Export guide

SOUTH AFRICA MINING EXPORT PROCEDURE

Step-by-step guide to exporting mineral product from South Africa: which authority signs what, the documents you must hold, royalty payable, and where deals get stuck at the border.

Authority and royalty

Regulator: Department of Mineral Resources & Energy (DMRE) and SARS Customs. Royalty: Mineral & Petroleum Royalty Act — 0.5–7 % refined; 0.5–5 % unrefined, sliding with margin.

Border and logistics

Common exit routes: Durban, Richards Bay, Cape Town, Saldanha (sea); OR Tambo Johannesburg (air, precious).

Documents required

Hold every one of these before booking the truck — missing any single document means the shipment sits at the border.
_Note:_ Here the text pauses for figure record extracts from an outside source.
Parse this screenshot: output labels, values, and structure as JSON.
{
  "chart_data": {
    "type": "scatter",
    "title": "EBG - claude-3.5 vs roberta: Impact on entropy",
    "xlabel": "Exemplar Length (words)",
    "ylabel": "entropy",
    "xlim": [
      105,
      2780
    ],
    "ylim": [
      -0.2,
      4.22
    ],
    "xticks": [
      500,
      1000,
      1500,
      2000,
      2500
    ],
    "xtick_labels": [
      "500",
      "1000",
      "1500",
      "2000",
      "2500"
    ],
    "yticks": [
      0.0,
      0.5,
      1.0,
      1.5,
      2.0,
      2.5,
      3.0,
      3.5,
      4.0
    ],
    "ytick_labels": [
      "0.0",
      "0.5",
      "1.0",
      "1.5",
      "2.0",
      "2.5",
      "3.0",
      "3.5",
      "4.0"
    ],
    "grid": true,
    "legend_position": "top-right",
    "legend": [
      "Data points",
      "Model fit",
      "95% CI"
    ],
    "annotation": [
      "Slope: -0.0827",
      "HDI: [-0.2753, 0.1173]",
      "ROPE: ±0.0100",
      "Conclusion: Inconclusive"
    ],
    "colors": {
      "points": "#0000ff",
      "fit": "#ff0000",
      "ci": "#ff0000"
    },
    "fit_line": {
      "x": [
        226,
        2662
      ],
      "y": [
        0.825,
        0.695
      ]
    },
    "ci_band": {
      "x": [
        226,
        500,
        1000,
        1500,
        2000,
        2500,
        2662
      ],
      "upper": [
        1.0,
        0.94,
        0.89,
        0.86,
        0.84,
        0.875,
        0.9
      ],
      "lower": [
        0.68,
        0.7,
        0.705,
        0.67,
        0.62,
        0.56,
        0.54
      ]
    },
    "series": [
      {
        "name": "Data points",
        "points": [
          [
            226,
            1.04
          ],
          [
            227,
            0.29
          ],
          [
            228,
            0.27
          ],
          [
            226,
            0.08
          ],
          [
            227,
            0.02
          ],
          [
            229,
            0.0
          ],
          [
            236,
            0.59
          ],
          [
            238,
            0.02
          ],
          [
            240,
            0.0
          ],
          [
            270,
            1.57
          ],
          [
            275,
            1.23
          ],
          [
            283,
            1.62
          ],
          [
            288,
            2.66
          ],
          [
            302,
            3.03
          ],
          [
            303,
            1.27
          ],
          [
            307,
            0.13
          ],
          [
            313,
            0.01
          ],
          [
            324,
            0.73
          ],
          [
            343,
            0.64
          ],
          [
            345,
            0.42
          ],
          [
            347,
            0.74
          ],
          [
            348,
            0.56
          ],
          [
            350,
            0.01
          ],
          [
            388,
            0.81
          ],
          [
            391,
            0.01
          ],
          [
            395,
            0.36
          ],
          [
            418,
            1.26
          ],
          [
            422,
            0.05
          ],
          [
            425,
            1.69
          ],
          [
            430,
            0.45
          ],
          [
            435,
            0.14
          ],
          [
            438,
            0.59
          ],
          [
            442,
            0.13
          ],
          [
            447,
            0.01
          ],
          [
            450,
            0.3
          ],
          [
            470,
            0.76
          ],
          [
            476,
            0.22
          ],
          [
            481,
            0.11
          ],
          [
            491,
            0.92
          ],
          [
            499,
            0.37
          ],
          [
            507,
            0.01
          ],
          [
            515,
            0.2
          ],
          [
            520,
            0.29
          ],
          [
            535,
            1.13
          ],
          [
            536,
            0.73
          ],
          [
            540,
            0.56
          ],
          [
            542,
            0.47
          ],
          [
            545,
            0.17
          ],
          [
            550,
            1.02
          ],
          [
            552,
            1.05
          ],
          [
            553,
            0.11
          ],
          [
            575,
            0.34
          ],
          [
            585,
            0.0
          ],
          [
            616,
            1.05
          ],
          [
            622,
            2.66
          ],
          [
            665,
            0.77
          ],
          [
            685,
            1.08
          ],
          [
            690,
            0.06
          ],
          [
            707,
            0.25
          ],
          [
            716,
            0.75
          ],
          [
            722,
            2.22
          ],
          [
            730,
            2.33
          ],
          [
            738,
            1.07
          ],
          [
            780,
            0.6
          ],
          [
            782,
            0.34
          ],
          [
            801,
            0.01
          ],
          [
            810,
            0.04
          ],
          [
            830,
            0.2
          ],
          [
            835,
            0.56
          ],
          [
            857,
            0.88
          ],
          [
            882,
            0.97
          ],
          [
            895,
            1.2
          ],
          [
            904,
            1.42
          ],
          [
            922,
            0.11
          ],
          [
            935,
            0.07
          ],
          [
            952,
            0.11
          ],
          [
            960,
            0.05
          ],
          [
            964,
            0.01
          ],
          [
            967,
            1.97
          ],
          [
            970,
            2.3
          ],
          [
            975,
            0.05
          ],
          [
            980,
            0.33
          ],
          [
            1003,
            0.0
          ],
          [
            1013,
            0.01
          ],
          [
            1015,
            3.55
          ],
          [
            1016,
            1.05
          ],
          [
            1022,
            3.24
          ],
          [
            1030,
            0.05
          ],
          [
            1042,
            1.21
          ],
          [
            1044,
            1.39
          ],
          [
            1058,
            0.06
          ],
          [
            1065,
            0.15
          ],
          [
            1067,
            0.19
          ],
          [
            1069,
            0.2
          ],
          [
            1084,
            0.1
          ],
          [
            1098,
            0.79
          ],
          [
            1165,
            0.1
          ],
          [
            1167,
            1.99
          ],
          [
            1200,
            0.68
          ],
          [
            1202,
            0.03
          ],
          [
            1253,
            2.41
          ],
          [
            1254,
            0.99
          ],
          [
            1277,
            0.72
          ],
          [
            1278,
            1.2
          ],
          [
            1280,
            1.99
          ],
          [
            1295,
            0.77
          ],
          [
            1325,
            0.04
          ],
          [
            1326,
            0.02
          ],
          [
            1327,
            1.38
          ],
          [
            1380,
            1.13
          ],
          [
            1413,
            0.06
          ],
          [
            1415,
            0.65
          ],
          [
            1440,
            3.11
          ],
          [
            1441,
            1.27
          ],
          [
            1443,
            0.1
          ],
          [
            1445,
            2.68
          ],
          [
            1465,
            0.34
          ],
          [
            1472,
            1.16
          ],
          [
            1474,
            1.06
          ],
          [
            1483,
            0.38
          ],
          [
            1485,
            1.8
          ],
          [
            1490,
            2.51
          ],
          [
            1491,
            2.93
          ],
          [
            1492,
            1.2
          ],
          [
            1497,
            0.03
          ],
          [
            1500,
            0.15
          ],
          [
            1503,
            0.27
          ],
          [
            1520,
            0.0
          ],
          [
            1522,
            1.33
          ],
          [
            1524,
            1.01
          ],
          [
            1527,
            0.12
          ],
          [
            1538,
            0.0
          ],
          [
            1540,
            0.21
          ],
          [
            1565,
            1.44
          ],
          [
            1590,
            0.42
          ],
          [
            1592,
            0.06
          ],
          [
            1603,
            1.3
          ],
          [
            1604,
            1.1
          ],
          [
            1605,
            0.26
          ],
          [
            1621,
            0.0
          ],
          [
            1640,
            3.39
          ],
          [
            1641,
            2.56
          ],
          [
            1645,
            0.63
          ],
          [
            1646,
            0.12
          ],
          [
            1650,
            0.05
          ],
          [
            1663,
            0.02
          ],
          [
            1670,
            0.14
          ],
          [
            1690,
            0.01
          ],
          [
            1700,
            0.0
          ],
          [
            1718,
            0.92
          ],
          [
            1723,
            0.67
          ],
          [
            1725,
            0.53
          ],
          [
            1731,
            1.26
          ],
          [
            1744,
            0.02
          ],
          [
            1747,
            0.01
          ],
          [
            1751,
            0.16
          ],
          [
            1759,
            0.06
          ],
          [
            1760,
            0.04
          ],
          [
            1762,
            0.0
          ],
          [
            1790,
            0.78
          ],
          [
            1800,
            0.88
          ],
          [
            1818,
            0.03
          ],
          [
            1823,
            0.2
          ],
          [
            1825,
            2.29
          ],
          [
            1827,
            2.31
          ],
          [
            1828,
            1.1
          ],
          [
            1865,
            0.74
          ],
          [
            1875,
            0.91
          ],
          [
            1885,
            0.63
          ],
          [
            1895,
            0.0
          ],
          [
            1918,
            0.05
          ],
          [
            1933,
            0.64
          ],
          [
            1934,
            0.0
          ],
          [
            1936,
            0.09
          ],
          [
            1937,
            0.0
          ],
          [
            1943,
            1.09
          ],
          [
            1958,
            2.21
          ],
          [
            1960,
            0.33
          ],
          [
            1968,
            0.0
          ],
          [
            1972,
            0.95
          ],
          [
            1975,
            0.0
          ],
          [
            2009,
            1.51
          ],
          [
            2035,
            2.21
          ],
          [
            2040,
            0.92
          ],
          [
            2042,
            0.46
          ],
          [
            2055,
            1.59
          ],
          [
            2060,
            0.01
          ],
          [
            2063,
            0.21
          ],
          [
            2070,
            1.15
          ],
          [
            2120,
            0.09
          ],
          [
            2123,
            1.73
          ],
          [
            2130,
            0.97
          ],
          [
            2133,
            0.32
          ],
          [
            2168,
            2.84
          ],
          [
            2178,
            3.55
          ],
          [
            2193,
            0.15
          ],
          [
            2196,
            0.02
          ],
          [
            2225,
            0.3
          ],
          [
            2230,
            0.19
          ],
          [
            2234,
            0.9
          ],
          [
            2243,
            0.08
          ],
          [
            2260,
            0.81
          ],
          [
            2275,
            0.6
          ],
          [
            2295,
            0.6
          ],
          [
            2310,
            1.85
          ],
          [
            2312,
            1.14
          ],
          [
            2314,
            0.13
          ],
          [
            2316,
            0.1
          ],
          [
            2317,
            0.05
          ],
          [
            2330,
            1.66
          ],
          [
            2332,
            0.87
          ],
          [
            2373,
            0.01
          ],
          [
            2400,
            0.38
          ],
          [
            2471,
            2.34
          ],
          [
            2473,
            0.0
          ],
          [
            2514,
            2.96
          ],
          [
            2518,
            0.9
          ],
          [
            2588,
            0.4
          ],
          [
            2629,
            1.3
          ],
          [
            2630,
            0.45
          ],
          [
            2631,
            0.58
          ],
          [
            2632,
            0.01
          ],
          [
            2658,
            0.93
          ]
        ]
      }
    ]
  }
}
  • Mining Right (MPRDA s23) or Mining Permit
  • Export permit (where required, e.g. unwrought precious)
  • Certificate of Origin (SACU)
  • SARS SAD500 customs declaration
  • Independent assay
  • Bill of Lading / AWB
  • Phytosanitary if applicable

Assay and valuation

Always use an internationally recognised assayer (SGS, Bureau Veritas, ALS). The buyer's in-house assay is for reference only — final settlement uses umpire assay clauses in the contract.

Common mistakes

Mistakes we see repeatedly:

  • Selling unwrought precious metal without SARB approval
  • Wrong MPRR calculation (refined vs unrefined formula)
  • Missing SACU certificate when shipping intra-SACU

Frequently asked questions

How long does export clearance take?

In South Africa, typically 5–15 working days from application to signed export permit, plus 1–3 days customs at the border. Build a 3-week buffer into shipment planning.

Can I export without a refinery?

Most countries allow concentrate and DSO export. Some (Zimbabwe lithium, Indonesia nickel) now restrict raw ore to force domestic beneficiation. Check the latest rule before signing an offtake.

What if my assay differs from the buyer's?

Use the contract's umpire assay clause — a third independent lab whose result is binding. SGS and Bureau Veritas are the most-cited umpires in African mineral contracts.